18.01.2009


Theodor Ickler

Arme Kinder!

„Veraltete“ Bücher

Im Januar 2009 demonstrieren Schüler in Darmstadt (siehe hier):

"'Wir wollen kein G8 und keine Unterrichtsgarantie plus mehr', erklärt Tijen (13), eine der GBS-Schülerinnen. Ihre Klassenkameradin Usha (12) findet, 'dass wir viel zu viel Nachmittagsunterricht haben', und auch Janina (13), Maike, Ronja und Tina (alle 12) sprudeln nur so los, erzählen, dass G8 nicht nur für die Schüler, sondern auch für die Lehrer Stress bedeute. Einige seien inzwischen total überarbeitet.
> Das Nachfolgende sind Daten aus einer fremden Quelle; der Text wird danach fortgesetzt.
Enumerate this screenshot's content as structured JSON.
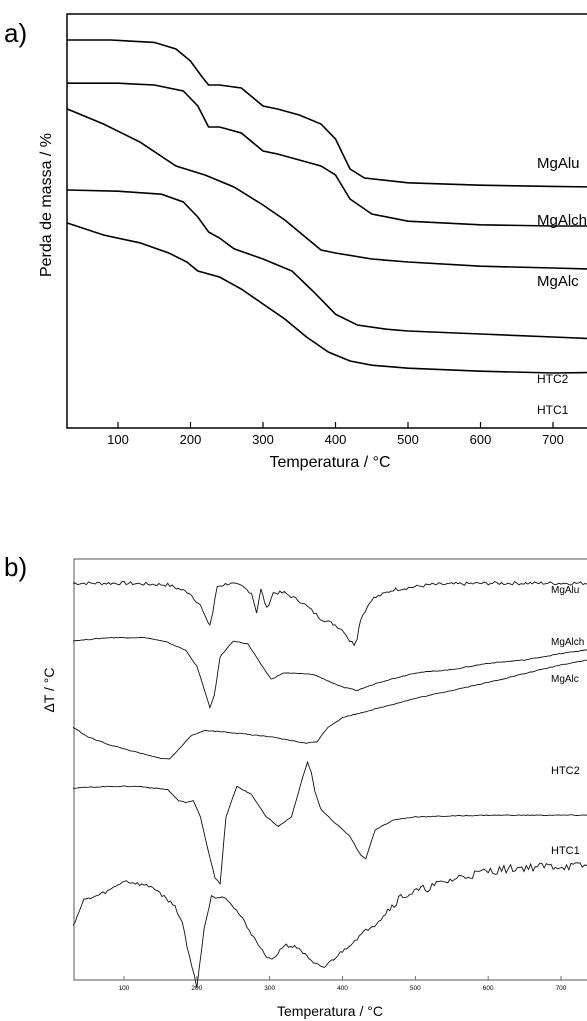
{
  "panel_a": {
    "label": "a)"
  },
  "panel_b": {
    "label": "b)"
  },
  "chart_data": [
    {
      "type": "line",
      "xlabel": "Temperatura / °C",
      "ylabel": "Perda de massa / %",
      "xlim": [
        30,
        760
      ],
      "xticks": [
        "100",
        "200",
        "300",
        "400",
        "500",
        "600",
        "700"
      ],
      "grid": false,
      "series": [
        {
          "name": "MgAlu",
          "x": [
            30,
            90,
            150,
            180,
            200,
            215,
            225,
            240,
            270,
            290,
            300,
            320,
            350,
            380,
            400,
            420,
            440,
            500,
            600,
            700,
            760
          ],
          "y": [
            95,
            95,
            94.6,
            93.5,
            91.5,
            89,
            87.5,
            87.5,
            87,
            85,
            84,
            83.5,
            82.5,
            81,
            78.5,
            73.5,
            72,
            71.2,
            70.8,
            70.6,
            70.5
          ]
        },
        {
          "name": "MgAlch",
          "x": [
            30,
            100,
            150,
            190,
            210,
            225,
            240,
            270,
            290,
            300,
            320,
            350,
            380,
            400,
            420,
            450,
            500,
            600,
            700,
            760
          ],
          "y": [
            87.8,
            87.8,
            87.5,
            86.5,
            84,
            80.5,
            80.5,
            79.5,
            77.5,
            76.5,
            76,
            75,
            74,
            72.5,
            68.5,
            66,
            64.8,
            64.2,
            64,
            64
          ]
        },
        {
          "name": "MgAlc",
          "x": [
            30,
            80,
            130,
            180,
            220,
            260,
            300,
            330,
            360,
            380,
            400,
            450,
            500,
            600,
            700,
            760
          ],
          "y": [
            83.5,
            81,
            78,
            74,
            72.5,
            70.5,
            67.5,
            65,
            62,
            60,
            59.5,
            58.5,
            58,
            57.3,
            57,
            56.8
          ]
        },
        {
          "name": "HTC2",
          "x": [
            30,
            100,
            160,
            190,
            210,
            225,
            240,
            260,
            300,
            340,
            370,
            400,
            430,
            470,
            500,
            600,
            700,
            760
          ],
          "y": [
            70,
            69.8,
            69.3,
            68,
            65.5,
            63,
            62,
            60.2,
            58.5,
            56.5,
            53,
            49.3,
            47.5,
            46.8,
            46.5,
            46,
            45.5,
            45.2
          ]
        },
        {
          "name": "HTC1",
          "x": [
            30,
            80,
            130,
            170,
            195,
            210,
            240,
            270,
            300,
            330,
            360,
            390,
            420,
            450,
            500,
            600,
            700,
            760
          ],
          "y": [
            64.5,
            62.5,
            61.2,
            59.5,
            58,
            56.5,
            55.5,
            53.5,
            51,
            48.5,
            45.5,
            43,
            41.5,
            40.8,
            40.3,
            39.8,
            39.5,
            39.6
          ]
        }
      ]
    },
    {
      "type": "line",
      "xlabel": "Temperatura / °C",
      "ylabel": "ΔT / °C",
      "xlim": [
        30,
        760
      ],
      "xticks": [
        "100",
        "200",
        "300",
        "400",
        "500",
        "600",
        "700"
      ],
      "grid": false,
      "series": [
        {
          "name": "MgAlu",
          "x": [
            30,
            100,
            160,
            190,
            205,
            212,
            218,
            222,
            228,
            245,
            262,
            275,
            282,
            288,
            296,
            305,
            320,
            345,
            370,
            390,
            402,
            410,
            416,
            420,
            425,
            440,
            470,
            520,
            600,
            700,
            760
          ],
          "y": [
            99,
            99,
            98.5,
            96,
            92,
            88,
            86,
            90,
            98,
            99,
            98,
            96,
            90,
            97,
            91,
            96,
            96,
            93,
            88,
            86,
            84,
            81,
            80,
            82,
            88,
            94,
            97,
            98.5,
            99,
            99,
            99
          ]
        },
        {
          "name": "MgAlch",
          "x": [
            30,
            80,
            130,
            160,
            185,
            200,
            210,
            218,
            224,
            232,
            250,
            270,
            290,
            302,
            320,
            360,
            400,
            420,
            450,
            500,
            550,
            600,
            650,
            700,
            760
          ],
          "y": [
            81,
            82,
            82,
            80.5,
            78,
            73,
            66,
            60,
            64,
            76,
            81,
            80,
            73,
            69,
            71,
            70.5,
            66.5,
            65.5,
            68,
            71,
            72,
            74,
            75,
            77,
            79
          ]
        },
        {
          "name": "MgAlc",
          "x": [
            30,
            50,
            80,
            120,
            145,
            162,
            175,
            190,
            210,
            240,
            300,
            350,
            365,
            380,
            400,
            450,
            500,
            600,
            700,
            760
          ],
          "y": [
            54,
            51,
            48.5,
            46,
            44.5,
            44,
            47,
            51,
            53,
            52.5,
            51,
            49,
            49.5,
            54,
            57,
            60,
            63,
            68,
            73.5,
            76
          ]
        },
        {
          "name": "HTC2",
          "x": [
            30,
            80,
            120,
            160,
            175,
            185,
            195,
            205,
            215,
            225,
            232,
            240,
            255,
            275,
            295,
            312,
            330,
            345,
            352,
            357,
            362,
            370,
            390,
            410,
            425,
            432,
            445,
            470,
            500,
            600,
            700,
            760
          ],
          "y": [
            35,
            35.5,
            35.5,
            34.5,
            31,
            30.5,
            31,
            26,
            16,
            7,
            5,
            26,
            35.5,
            33,
            26,
            23,
            26,
            38,
            43,
            40,
            34,
            28.5,
            24,
            20,
            14,
            13,
            22,
            25,
            26,
            26.5,
            26.5,
            26.5
          ]
        },
        {
          "name": "HTC1",
          "x": [
            30,
            45,
            60,
            80,
            100,
            140,
            170,
            180,
            190,
            200,
            210,
            220,
            240,
            260,
            290,
            303,
            320,
            340,
            360,
            375,
            385,
            400,
            420,
            450,
            480,
            520,
            560,
            600,
            640,
            680,
            720,
            760
          ],
          "y": [
            -8,
            0,
            1,
            3,
            6,
            4,
            -2,
            -7,
            -18,
            -27,
            -9,
            1,
            1,
            -5,
            -16,
            -19,
            -14,
            -15,
            -20,
            -21,
            -19,
            -16,
            -12,
            -6,
            1,
            4,
            7,
            9,
            10,
            10.5,
            10.5,
            11
          ]
        }
      ],
      "annotations": [
        "MgAlu",
        "MgAlch",
        "MgAlc",
        "HTC2",
        "HTC1"
      ]
    }
  ]
}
Außerdem müssten die Klassen zum Teil mit veralteten Büchern arbeiten: Ihr Deutsch-Buch sei noch in der alten Rechtschreibung verfasst, und das Ethikbuch stamme aus dem Jahr 1989."

Die Schüler halten nach jahrelanger Propaganda die Interessen der Schulbuchverlage für ihre eigenen. Niemand hat ihnen gesagt und wird ihnen je sagen, daß wir drei amtliche Reformen in zehn Jahren hatten, daß die nächste bevorsteht und daß die besseren Schriftsteller in der "alten" Schreibweise erscheinen.